Oggi sorge al suo posto il Collegio Castiglioni Brugnatelli, collegio pubblico dell'EDISU (ente per il diritto allo studio dell'Università di Pavia). Esso mantiene il vecchio stemma già di Branda con il leone rampante che sostiene con la zampa destra un castello.
Il nuovo collegio non è più maschile ed è destinato a fornire la tranquillità necessaria e i migliori strumenti di studio a studentesse meritevoli per capacità e impegno, che vogliano raggiungere la laurea in qualunque facoltà presente all'Università di Pavia.
Fra Medioevo e Rinascimento numerosi collegi, prevalentemente di fondazione ecclesiastica, costellavano l'Europa centro-occidentale. Destinati ad accogliere un numero considerevole di alunni, ebbero rapporti vicendevoli più o meno diretti. Creati con larghi mezzi, erano organizzazioni complesse, che dovevano soddisfare varie esigenze, non ultime quelle economiche e si proponevano di unire lo studio come valiore etico alla vita civile. I fondatori, spesso grandi dignitari ecclesiastici (vedasi Egidio Albornoz a Bologna tra il 1365 e il 1367[2], lo stesso cardinale Branda, il papa Pio V e Carlo Borromeo (con l'aiuto dello zio Pio IV), fondatori durante la Controriforma rispettivamente del Collegio Ghislieri (1567) e del Collegio Borromeo (1561) a Pavia), per evitare errori, fecero tesoro dell'altrui esperienza, fatta sia in ambito conventuale sia universitario. Da qui le analogie fra le istituzioni ecclesiastiche e quelle laiche che influirono grandemente sulla società, la cultura, la formazione dei giovani nell'Europa del tempo.
Il cardinale Branda Castiglioni aveva compiuto a Pavia gli studi di diritto e vi aveva insegnato diritto canonico.
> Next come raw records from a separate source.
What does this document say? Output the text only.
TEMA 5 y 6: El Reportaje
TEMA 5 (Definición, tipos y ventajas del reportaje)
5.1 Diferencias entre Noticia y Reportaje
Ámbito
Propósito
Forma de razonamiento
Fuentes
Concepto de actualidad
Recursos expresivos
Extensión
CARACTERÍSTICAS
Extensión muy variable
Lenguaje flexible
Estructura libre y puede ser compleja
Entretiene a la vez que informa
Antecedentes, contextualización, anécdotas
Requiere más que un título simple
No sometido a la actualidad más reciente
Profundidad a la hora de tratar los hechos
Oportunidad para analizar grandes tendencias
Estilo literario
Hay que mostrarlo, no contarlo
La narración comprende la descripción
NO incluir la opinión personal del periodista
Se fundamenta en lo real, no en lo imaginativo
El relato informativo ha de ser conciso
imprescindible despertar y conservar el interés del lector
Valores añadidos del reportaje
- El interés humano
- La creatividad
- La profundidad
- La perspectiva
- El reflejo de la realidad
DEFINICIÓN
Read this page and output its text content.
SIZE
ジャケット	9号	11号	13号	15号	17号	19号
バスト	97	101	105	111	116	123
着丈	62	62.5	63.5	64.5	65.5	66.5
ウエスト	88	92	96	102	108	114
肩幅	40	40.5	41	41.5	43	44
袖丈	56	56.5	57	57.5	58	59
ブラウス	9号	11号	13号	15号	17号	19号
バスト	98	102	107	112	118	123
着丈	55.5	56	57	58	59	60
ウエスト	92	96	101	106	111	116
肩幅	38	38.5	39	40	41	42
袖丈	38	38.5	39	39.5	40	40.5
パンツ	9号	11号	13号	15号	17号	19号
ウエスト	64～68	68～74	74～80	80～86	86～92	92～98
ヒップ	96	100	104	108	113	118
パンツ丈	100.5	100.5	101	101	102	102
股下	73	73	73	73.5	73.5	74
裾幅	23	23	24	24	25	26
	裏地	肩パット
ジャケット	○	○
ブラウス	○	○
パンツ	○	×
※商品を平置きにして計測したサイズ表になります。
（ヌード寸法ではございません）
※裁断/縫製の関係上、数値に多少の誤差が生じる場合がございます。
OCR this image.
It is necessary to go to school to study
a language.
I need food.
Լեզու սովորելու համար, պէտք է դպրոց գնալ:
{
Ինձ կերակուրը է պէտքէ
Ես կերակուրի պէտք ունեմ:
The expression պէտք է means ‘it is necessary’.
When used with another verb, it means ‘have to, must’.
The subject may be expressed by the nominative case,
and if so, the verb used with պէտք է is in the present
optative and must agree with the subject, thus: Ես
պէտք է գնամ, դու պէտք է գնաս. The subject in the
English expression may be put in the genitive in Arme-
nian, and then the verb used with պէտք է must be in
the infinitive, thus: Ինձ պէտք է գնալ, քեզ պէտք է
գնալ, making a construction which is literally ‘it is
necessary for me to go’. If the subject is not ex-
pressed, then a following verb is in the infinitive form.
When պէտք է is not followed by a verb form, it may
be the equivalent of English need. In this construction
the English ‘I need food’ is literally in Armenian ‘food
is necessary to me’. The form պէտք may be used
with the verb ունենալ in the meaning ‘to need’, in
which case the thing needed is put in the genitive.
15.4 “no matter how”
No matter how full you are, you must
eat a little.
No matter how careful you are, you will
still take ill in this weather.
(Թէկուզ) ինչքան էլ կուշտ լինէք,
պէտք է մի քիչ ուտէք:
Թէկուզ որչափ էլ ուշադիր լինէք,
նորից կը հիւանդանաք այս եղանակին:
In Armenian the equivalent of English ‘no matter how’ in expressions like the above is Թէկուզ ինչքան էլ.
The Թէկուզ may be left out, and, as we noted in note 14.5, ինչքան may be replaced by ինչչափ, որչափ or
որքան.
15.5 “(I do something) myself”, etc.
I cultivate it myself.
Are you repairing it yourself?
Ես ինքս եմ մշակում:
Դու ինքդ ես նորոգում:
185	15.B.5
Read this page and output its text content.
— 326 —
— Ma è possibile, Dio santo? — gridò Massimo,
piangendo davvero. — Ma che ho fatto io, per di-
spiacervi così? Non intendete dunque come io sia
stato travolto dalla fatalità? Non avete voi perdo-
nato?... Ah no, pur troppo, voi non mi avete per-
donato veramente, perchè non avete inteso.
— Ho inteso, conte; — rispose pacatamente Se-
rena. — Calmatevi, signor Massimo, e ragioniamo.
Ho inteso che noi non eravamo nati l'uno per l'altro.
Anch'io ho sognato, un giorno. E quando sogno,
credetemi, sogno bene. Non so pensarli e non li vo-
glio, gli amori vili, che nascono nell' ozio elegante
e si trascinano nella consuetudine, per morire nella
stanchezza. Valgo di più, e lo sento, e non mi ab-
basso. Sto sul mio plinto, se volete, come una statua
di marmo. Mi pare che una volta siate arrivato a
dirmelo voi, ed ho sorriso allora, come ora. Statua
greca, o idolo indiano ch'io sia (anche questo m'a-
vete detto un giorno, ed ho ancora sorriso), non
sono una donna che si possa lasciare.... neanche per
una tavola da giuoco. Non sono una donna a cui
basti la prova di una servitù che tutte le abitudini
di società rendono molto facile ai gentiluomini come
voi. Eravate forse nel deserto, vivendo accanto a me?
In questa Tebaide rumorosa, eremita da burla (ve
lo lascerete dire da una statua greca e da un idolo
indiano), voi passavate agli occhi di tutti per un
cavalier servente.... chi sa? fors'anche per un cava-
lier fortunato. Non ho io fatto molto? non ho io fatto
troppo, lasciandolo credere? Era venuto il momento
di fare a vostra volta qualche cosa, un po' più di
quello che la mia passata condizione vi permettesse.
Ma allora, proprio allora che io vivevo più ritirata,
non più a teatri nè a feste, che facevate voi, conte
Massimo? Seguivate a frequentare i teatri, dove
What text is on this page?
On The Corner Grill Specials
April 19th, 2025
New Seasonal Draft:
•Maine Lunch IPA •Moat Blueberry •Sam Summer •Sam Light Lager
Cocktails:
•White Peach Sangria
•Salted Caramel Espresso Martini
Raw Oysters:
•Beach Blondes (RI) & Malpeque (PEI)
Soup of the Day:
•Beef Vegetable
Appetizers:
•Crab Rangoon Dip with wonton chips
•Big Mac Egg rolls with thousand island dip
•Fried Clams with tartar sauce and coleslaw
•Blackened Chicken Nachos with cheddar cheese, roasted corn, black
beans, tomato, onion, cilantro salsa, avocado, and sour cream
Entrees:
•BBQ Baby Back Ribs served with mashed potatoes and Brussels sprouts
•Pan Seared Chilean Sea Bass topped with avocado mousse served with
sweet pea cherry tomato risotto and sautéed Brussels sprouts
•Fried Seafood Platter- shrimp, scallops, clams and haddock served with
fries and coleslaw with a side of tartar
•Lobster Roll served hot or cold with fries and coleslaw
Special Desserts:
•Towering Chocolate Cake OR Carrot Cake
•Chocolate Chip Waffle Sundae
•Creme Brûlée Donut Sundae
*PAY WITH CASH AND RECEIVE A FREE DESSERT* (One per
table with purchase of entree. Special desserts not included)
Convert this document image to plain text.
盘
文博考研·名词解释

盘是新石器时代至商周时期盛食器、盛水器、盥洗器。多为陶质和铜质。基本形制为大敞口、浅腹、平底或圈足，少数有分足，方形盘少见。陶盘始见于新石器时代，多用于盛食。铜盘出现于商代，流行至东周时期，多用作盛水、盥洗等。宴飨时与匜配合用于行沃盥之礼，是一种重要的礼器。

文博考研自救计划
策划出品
Seguendo l'uso dell'epoca, fondò per l'appunto a Pavia un collegio, proponendosi, ad fidei dilatationem, eruditionem simplicium, illuminationem mentium et illustrationem intellectuum[3], di venire incontro alle necessità di alunni, laici ed ecclesiastici, capaci e bisognosi, che volessero proseguire gli studi in qualunque facoltà presente a Pavia, e cioè Arti, Teologia, Medicina, Diritto (utriusque iuris).
Lo studio universitario, nelle intenzioni del fondatore, doveva dare molti frutti di dottrina ad divini nominis laudem, ortodoxe fidei propagationem et reipublicae utilitatem[4][5]. Esso contribuiva in effetti alla formazione della classe dirigente dell'epoca, in ambito sia laico sia ecclesiastico (teologia, diritto canonico e civile), in omaggio a un ideale di vita attivo, ispirato a criteri morali, come perseguiva Branda.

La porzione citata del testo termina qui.